Leaving on a terrified seagull impression it's up to Andrew Maxwell (6/10) to turn the heat up on the kids. 12-year-old Charlie is soon in his headlights and before anyone can pause he's up on stage. Maxell's cheeky Irish chap persona is well homed but he knows how to make people wince by running material closer and closer  to the knuckle, and if Charlie leaves with anything today it's a new love for the phrase rusty trombone.

After an Edinburgh Comedy Awards nomination, Tony Law (7/10) should be on top of his game, but the Canadian absurdist comedian can't help but test and push his material to new frontiers. The title of his most recent show 'Maximum Nonsense' should be a good clue but the change of pace and new non-sequiturs is a refreshing shock to the comedy system.

Routines on African elephants and Jack Whitehall elephants give us a typical insight into the insanity this performer can call forward.

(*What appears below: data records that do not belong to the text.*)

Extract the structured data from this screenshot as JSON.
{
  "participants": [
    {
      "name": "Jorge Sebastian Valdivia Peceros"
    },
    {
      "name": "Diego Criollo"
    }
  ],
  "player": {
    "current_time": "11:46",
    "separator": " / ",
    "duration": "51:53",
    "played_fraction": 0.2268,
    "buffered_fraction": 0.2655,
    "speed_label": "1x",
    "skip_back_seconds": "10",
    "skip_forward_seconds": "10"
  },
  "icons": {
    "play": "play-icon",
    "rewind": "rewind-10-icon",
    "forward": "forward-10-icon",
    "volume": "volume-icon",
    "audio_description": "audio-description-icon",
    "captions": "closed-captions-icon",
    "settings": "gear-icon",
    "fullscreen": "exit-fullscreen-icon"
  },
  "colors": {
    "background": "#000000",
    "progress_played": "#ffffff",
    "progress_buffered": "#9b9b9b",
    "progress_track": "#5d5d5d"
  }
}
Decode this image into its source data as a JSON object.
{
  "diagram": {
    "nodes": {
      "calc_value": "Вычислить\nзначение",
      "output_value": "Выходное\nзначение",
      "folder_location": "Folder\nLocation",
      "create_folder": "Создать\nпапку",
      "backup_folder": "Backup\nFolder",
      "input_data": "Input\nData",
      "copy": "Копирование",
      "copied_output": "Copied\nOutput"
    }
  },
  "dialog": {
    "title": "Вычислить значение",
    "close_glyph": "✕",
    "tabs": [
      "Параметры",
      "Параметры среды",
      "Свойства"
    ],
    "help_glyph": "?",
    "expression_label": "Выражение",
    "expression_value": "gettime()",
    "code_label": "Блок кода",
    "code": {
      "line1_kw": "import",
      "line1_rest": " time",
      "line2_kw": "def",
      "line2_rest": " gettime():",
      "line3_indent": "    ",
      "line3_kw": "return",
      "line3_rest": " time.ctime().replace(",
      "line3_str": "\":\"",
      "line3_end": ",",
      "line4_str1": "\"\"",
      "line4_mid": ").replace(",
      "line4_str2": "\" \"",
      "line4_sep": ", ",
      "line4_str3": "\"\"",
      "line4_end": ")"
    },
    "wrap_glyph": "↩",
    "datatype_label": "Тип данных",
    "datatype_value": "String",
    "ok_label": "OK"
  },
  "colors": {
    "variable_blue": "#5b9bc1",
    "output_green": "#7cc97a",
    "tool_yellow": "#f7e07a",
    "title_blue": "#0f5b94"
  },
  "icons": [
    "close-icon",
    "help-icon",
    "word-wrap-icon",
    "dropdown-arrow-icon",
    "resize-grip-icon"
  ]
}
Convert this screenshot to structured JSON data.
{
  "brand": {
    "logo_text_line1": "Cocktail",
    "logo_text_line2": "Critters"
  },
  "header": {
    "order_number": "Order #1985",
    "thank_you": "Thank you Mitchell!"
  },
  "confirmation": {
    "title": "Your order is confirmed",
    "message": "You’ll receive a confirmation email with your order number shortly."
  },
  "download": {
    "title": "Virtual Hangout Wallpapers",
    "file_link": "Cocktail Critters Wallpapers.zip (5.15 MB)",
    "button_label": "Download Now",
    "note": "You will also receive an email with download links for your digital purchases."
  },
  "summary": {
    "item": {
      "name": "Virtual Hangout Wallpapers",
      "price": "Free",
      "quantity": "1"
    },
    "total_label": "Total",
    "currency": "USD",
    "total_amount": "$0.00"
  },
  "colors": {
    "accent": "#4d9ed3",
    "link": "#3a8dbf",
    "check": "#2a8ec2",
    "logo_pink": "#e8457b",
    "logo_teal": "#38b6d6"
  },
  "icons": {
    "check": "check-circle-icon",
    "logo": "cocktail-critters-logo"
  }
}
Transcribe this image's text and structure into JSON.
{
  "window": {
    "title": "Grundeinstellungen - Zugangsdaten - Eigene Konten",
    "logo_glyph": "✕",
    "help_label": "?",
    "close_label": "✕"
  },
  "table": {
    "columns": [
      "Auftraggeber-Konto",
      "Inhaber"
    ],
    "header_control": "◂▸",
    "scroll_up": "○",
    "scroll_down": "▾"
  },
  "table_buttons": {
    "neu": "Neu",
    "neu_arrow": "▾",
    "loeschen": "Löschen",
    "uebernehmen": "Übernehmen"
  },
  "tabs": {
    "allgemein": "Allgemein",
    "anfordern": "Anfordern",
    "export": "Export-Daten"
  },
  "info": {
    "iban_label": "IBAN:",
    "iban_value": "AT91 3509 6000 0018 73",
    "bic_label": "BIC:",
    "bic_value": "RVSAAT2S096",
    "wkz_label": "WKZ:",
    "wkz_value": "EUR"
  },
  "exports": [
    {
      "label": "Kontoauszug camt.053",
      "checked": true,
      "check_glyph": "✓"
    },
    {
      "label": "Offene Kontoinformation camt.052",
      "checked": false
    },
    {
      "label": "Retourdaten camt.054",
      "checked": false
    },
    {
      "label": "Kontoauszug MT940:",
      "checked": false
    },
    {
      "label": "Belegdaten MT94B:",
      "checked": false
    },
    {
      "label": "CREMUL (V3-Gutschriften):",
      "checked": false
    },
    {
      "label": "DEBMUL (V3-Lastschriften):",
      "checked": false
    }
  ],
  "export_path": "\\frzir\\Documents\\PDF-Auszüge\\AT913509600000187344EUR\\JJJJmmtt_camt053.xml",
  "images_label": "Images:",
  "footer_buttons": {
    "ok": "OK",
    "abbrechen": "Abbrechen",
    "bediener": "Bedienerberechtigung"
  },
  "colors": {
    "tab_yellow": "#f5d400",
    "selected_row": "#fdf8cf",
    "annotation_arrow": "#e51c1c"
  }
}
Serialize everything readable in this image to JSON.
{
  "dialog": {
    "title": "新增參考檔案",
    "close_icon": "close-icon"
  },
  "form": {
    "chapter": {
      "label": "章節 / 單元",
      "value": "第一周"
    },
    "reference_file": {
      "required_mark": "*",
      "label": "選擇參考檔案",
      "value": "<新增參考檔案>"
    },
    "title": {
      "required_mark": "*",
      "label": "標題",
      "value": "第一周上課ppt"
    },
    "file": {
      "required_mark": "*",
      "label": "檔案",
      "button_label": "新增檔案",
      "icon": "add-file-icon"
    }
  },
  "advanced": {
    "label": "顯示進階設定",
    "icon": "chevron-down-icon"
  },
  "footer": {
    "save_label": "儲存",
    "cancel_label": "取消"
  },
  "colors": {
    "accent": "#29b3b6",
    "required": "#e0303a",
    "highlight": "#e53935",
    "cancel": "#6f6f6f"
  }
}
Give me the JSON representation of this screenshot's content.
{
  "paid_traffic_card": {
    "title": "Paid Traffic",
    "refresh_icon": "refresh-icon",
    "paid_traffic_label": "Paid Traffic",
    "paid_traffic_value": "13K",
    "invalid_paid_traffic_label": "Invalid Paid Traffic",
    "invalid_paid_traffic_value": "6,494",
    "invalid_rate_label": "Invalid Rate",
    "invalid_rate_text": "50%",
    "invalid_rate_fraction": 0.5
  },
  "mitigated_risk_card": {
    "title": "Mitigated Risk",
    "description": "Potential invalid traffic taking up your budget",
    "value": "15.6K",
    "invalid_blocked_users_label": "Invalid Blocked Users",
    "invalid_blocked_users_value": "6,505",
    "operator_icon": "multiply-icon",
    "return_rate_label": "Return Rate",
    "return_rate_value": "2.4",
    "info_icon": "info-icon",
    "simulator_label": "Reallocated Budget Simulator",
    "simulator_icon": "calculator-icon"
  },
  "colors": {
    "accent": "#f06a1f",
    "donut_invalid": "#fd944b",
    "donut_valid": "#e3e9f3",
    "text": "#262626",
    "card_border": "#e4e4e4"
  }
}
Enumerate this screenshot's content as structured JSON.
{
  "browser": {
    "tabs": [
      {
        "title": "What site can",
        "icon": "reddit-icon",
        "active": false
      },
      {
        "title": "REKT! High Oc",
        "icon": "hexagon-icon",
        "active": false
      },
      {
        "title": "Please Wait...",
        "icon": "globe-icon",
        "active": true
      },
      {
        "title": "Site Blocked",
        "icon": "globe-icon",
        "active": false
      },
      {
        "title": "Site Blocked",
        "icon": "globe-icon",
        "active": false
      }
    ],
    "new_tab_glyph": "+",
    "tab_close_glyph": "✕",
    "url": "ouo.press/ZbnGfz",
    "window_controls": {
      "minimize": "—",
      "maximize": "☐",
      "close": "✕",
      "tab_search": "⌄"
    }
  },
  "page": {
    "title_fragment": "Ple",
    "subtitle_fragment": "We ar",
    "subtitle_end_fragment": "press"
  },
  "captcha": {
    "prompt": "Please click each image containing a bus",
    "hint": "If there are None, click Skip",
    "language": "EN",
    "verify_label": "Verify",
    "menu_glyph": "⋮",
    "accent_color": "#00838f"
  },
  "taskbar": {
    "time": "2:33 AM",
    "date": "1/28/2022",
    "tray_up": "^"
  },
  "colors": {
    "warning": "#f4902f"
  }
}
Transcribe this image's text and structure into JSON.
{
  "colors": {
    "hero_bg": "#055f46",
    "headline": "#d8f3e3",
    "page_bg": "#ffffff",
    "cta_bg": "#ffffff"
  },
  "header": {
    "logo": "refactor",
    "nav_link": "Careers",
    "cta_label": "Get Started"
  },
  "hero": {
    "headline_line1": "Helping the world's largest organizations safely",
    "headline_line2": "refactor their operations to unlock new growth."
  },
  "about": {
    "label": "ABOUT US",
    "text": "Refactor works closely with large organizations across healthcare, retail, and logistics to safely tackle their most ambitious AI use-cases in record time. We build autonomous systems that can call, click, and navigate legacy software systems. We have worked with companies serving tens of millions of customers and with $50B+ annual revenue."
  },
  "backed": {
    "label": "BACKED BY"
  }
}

He appears to fumble his way through, though breaking the fourth wall at every step of his journey, he leaves the audience in no doubt who has the real leash on the comedy beast.

If we're talking comedy beasts they don't come much bigger, in height alone, than headliner Marcus Brigstocke (9/10). He's allowed the loudest welcome of the weekend and starts with a note on the village, joking, "this is what happens when architects take acid."

The crowd under the tent may be held prisoner by the rain outside but they all seem willing captives. It could be the stockholm syndrome but they're forgiving of his slightly dated, Radio 4 diluted satire, which takes target at Greece and the Euro, the collapse of Northern Rock and the Olympics.

He saves his worst for a fellow comic: "Who thought Jimmy Carr would turn out to be such a massive prick? Every other comedian that's who."

"Smug, bug-eyed prick" he proclaims, reminding everyone Jimmy came from a marketing job at Shell. It's satire-lite but on a Sunday afternoon it's ideal, he leaves with a few choice picks at todays' papers, comparing reading The Sun to volunteering to be number 3 in the human centipede, and claiming reading the Daily Mail would make Mugabe go "that's a bit strong". Soft targets, but it certainly makes for a near perfect festival set and final stand-up show of the weekend.